Each of those two balances would create a different amounts of the same kind of tension. If your health gets refreshed more often (wall chicken, sustained) it creates a more light hearted game as you are continually allowed (even encouraged) to make continuous single mistakes. Trying things out is okay, encouraged even, because if you get hit if you are just careful for a small amount of time then that damage will be taken away and you can try outrageous things again. Decreasing sustained sustained health makes each mistake you make hurt more and create more tension because who knows when you will get that life back, if at all.

Castlevania does a great job of using sustained life to create a constant dread and tension in its players.
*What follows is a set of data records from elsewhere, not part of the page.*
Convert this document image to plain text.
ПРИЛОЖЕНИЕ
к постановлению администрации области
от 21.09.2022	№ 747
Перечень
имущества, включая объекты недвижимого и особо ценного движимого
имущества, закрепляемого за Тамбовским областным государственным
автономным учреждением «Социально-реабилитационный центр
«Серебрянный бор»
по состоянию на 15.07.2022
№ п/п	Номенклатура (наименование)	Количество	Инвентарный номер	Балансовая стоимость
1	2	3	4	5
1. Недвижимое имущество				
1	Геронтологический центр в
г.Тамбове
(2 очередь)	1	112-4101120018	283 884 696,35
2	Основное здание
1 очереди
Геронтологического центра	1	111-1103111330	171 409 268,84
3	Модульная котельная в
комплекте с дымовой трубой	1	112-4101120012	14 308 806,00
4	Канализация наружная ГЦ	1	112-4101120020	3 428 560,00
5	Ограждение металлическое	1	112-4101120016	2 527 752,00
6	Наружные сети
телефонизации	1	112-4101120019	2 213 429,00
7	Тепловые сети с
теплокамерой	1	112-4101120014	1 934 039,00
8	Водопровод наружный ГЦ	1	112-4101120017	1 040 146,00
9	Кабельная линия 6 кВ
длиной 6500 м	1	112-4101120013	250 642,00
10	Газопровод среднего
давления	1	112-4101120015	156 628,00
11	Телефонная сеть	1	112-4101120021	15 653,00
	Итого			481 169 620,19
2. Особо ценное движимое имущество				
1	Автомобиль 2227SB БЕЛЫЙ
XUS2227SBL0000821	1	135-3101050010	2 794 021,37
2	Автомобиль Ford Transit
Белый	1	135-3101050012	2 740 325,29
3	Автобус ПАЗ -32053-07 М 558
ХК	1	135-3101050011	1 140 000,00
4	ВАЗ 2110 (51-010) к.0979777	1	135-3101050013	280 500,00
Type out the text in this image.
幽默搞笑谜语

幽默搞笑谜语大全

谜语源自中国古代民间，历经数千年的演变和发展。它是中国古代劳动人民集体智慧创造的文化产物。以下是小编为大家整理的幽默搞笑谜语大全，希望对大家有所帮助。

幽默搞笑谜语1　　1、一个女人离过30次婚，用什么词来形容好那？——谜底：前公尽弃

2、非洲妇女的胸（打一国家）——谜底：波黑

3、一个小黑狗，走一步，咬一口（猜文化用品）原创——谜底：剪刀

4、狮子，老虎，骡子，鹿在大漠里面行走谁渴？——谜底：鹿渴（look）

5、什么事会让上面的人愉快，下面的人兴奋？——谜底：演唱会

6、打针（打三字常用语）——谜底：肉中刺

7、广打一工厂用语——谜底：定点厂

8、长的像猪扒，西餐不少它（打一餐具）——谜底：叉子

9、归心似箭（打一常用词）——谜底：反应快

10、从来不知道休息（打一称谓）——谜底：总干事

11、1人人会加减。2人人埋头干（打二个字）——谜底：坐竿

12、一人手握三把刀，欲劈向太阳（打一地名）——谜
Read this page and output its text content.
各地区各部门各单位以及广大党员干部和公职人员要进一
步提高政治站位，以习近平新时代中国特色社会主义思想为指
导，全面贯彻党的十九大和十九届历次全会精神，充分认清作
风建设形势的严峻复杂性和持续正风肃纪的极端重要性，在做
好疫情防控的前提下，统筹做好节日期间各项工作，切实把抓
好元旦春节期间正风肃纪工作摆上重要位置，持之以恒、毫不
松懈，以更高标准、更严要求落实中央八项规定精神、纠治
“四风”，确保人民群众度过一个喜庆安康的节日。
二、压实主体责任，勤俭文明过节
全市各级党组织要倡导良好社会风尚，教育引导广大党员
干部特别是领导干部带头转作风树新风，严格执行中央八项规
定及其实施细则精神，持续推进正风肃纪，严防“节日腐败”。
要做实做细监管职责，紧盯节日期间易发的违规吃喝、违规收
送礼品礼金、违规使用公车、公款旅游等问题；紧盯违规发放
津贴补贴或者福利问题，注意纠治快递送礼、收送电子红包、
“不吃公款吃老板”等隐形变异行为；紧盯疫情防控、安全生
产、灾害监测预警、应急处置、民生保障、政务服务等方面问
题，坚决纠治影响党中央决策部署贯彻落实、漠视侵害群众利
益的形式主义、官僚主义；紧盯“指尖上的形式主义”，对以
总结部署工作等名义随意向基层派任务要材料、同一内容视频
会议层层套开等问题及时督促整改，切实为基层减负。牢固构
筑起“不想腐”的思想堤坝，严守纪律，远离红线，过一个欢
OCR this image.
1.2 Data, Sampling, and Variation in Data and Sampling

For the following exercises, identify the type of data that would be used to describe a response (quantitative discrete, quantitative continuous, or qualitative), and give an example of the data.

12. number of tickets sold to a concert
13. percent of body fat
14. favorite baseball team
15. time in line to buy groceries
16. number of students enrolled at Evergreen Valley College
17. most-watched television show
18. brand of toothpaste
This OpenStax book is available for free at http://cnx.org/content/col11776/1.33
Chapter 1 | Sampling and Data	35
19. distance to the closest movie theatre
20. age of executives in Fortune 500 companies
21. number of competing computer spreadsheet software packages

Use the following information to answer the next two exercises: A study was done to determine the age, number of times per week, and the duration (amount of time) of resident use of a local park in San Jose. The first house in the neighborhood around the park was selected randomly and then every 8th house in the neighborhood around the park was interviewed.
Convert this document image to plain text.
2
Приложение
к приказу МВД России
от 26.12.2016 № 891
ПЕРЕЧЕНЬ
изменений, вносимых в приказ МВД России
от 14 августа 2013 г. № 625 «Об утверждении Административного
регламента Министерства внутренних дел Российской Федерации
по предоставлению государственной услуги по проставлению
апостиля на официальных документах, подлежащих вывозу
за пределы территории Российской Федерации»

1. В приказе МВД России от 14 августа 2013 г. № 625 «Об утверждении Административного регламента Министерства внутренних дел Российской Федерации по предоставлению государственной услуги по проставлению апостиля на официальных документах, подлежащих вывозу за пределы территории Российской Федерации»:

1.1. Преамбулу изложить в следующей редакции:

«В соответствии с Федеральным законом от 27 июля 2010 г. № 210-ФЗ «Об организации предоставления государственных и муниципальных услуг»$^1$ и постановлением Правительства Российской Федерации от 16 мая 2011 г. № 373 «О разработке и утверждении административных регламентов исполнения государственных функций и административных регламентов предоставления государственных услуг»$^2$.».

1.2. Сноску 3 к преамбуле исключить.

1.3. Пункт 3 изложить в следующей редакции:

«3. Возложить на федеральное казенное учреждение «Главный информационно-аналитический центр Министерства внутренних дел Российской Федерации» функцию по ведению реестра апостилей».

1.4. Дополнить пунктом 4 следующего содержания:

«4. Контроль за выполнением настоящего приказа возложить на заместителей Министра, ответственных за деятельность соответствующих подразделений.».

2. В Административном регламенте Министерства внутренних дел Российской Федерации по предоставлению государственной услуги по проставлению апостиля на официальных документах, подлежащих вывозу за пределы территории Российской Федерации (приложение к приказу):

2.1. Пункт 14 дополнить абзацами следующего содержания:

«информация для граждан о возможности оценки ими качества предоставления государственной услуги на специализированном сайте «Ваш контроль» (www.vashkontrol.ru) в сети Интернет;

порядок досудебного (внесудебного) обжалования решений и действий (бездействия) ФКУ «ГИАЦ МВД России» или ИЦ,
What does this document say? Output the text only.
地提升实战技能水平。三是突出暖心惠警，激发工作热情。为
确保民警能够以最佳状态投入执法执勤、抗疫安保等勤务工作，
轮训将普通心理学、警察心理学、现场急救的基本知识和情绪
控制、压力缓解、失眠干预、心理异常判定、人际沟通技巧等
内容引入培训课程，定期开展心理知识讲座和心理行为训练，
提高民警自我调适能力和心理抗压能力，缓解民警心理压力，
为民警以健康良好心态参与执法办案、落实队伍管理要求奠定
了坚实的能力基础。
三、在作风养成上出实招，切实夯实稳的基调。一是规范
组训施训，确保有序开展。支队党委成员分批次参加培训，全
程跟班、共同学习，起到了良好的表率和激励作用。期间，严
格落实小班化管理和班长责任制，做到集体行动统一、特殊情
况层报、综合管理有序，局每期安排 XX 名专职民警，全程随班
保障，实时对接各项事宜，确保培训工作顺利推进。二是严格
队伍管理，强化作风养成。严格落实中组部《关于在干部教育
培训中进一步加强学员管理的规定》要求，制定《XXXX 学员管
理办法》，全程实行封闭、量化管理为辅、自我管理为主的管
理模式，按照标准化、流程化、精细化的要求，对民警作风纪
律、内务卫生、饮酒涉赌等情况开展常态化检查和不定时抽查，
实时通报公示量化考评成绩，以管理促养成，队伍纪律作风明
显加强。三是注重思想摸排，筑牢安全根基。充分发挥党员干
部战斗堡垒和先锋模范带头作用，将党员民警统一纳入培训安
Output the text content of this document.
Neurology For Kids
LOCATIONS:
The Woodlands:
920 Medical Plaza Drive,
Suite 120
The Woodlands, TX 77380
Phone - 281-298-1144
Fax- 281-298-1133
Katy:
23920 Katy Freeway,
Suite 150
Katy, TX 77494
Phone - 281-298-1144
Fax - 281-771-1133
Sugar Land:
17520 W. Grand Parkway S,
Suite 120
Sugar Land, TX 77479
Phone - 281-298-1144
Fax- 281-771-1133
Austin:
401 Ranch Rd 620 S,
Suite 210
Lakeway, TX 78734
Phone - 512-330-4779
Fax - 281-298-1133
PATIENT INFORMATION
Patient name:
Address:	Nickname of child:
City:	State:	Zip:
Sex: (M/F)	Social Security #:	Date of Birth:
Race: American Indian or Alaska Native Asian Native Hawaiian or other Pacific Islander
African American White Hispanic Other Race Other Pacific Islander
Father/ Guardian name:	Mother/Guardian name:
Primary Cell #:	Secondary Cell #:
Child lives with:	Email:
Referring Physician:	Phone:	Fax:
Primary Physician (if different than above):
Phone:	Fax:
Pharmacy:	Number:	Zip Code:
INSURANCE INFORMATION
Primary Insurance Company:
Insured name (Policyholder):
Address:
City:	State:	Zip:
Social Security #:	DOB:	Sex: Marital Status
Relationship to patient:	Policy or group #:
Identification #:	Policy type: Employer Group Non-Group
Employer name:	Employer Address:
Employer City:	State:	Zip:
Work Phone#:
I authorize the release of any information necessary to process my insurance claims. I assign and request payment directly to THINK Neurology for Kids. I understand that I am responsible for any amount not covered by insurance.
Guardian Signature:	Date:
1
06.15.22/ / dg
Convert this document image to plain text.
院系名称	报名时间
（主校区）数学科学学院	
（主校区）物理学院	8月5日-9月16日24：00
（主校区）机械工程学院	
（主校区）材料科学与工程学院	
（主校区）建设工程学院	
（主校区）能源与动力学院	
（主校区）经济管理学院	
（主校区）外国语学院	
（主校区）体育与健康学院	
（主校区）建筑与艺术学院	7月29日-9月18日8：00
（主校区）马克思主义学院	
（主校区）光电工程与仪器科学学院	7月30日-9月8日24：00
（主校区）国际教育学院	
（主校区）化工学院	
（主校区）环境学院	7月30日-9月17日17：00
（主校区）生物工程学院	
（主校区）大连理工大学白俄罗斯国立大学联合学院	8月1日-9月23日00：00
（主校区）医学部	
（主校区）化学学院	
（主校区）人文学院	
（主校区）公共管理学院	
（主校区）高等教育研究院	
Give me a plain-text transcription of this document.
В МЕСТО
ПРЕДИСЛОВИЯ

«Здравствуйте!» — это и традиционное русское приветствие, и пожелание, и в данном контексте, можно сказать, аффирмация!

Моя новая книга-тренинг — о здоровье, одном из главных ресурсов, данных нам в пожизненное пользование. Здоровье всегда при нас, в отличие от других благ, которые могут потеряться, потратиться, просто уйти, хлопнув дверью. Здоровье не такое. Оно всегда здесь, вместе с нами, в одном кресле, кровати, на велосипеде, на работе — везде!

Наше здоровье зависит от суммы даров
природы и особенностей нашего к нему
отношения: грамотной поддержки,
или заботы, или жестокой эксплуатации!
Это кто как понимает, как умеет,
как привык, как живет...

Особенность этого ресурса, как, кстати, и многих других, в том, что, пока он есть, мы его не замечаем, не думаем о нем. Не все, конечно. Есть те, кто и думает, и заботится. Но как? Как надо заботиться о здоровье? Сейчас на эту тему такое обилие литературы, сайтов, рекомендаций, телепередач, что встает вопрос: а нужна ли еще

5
Even if you are only fighting an easy enemy it is scary because if you mess up that is one less mistake you can make when you are fighting something hard. Sure you might be able to get to the next wall chicken to heal off that damage (if you know where it is) but that might not be for a while and so each hit hurt a lot.

Halo

Halo has the opposite model of Castlevania. It has infinite sustained life by way of a shield that regenerates if you are out of combat for a while. It uses this to enable a completely different kind of play from Castlevania, an action packed kind of gameplay that makes you feel invincible. It breeds experimentation with the weapons, enemies, and tactics because you can try things without a long term detriment.

Because the game wants to get players to try new things and take too many chances, the player has to have enough burst health to survive minor mistakes which is why there aren’t really any weapons that can one shot a player in Halo. The only exceptions really are the rocket launcher (which warns the target by making a big distinct sound and is slow moving enough to give them a chance to move out of the way) and the tank (which is a fucking tank).

How much burst health you have in a game is really all about what kind of learning curve you want to be on it. If you come up to a new enemy you haven’t seen before how many times do you want to show the player their attack pattern before you kill them for not avoiding it.